The next card is a player who is in the 40-50 range, which is even narrower of a scope. We are talking mostly linebackers, with some lineman mixed in. Unlike the receiver bunch, there are practically ZERO players that should have a place in this marathon.
The last card in the leg is a player in the 20-30 range, which has been a running back both times. This is the area they should START to look for their main cards, with a lot of players occupying this space, but having the smallest part of the marathon due to the pattern listed so far. Also, because of this, it means every single one of these players needs to be a home run, and Demarco Murray is definitely NOT that.
With most of the QBs, faces of the league and top guys being in the 25 range and below, all of a sudden, the conundrum is real. You cant have a limited set based on jersey number in football without ripping out the most important players on the field. I think this fact is slowly sinking in, and hopefully is corrected as the rest of the set plays out.
On the Bunt side, we have seen Limited used as what I am labeling as “just another marathon” with a level of player quality I just dont get. There were a few players released this year that I hadnt even heard of, and that’s a problem for a set as premium as Limited is in Bunt.
I get that the team wants to show off their roster knowledge and highlight underappreciated players in the game. My argument is that Limited Series is not the place for that to happen. This is the place where the Giancarlo Stantons of the world get their time in the sun, not Justin Bour.
Bottom line, I think the Topps Digital apps got a bit gun shy when building out a variant strategy after the last few years was almost 100% based on them to be successful.
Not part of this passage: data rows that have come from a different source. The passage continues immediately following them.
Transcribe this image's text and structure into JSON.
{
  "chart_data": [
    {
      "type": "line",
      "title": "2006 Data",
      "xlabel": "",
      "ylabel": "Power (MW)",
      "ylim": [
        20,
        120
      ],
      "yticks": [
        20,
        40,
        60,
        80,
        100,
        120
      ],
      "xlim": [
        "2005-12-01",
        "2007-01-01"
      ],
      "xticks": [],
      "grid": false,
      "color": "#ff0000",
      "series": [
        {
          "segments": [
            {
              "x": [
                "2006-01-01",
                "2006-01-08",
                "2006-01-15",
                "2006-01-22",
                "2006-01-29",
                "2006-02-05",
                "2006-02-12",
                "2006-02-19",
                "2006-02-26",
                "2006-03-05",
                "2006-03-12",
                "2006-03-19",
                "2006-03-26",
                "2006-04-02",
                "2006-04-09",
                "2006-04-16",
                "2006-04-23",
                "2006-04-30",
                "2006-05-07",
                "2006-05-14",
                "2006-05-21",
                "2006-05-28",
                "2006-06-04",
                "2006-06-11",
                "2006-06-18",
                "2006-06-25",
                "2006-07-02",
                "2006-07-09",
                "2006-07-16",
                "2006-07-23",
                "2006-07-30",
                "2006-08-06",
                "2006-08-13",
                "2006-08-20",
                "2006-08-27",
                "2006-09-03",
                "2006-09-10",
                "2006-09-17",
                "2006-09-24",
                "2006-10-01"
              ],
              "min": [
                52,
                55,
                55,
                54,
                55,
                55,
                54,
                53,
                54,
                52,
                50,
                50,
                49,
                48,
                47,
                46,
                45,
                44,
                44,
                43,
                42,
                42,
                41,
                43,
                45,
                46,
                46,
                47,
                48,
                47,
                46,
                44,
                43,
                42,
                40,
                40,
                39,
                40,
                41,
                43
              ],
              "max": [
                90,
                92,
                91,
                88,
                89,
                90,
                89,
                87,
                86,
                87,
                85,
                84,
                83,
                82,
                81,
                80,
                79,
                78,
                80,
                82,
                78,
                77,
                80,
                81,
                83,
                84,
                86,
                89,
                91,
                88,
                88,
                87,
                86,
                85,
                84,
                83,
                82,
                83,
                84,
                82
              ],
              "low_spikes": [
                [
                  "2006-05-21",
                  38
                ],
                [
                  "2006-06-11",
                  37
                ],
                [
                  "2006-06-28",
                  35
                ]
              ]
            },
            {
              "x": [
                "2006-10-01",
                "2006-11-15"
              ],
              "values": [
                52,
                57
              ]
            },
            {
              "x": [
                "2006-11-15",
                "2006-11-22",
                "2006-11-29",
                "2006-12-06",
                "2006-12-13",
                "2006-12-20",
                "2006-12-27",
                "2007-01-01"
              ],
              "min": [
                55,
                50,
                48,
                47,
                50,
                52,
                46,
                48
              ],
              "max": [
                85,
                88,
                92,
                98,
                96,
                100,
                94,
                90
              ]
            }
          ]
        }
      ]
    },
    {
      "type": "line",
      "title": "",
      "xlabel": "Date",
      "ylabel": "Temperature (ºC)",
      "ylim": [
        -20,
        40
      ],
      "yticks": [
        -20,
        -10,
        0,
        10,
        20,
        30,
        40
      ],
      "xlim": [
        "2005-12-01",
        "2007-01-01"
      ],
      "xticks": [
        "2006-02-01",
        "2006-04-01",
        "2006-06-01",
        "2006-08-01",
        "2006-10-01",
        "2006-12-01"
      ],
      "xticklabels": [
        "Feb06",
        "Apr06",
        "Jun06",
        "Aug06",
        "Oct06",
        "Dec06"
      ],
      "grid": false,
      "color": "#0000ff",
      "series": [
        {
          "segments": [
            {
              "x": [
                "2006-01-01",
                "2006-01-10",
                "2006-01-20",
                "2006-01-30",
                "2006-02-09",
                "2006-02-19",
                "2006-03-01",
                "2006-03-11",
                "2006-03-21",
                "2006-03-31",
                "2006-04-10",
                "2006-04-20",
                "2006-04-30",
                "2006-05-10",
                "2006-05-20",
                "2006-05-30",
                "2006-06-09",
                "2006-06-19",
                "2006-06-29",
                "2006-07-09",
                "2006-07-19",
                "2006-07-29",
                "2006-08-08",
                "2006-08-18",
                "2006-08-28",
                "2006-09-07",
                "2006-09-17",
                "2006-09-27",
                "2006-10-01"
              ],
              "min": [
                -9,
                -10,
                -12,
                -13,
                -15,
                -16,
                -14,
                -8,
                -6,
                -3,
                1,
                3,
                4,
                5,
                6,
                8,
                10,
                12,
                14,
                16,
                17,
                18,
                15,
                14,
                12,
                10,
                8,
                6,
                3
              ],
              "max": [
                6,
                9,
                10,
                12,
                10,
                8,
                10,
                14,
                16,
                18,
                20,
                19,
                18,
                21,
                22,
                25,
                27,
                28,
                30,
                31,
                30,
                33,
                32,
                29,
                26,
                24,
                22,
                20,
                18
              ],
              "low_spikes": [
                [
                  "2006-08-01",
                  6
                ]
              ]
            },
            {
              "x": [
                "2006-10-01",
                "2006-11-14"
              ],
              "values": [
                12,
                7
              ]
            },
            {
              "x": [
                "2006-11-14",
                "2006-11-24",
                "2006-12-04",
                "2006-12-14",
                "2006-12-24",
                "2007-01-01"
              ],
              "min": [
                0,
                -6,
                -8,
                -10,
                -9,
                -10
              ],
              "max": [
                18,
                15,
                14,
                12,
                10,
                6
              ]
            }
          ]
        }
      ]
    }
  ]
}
As a result, we have seen the pendulum swing almost the entire opposite direction on including parallels in a set release, and that is bad in its own right. The goal of all of our complaining was not to strip away the elements of the sets that made the apps fun. Card counts being displayed, fun variants to chase and trade for, etc. When you remove so much of that element that we are left with what we have right now, its just as bad as it was the other way.
The key is BALANCE.
The team cant use variants/parallels as a crutch, first and foremost. Thats when people get pissed. They also cant remove them completely, because some of the super premium bundles become a slot machine pull when that happens, and the apps arent fun when we are expected to gamble our hard earned money on cards with no tangible presence or functional usage.
Hopefully as both sports inch closer to the offseason, we see a strategy that can focus on bringing back the balance we all loved back in 2014 and before.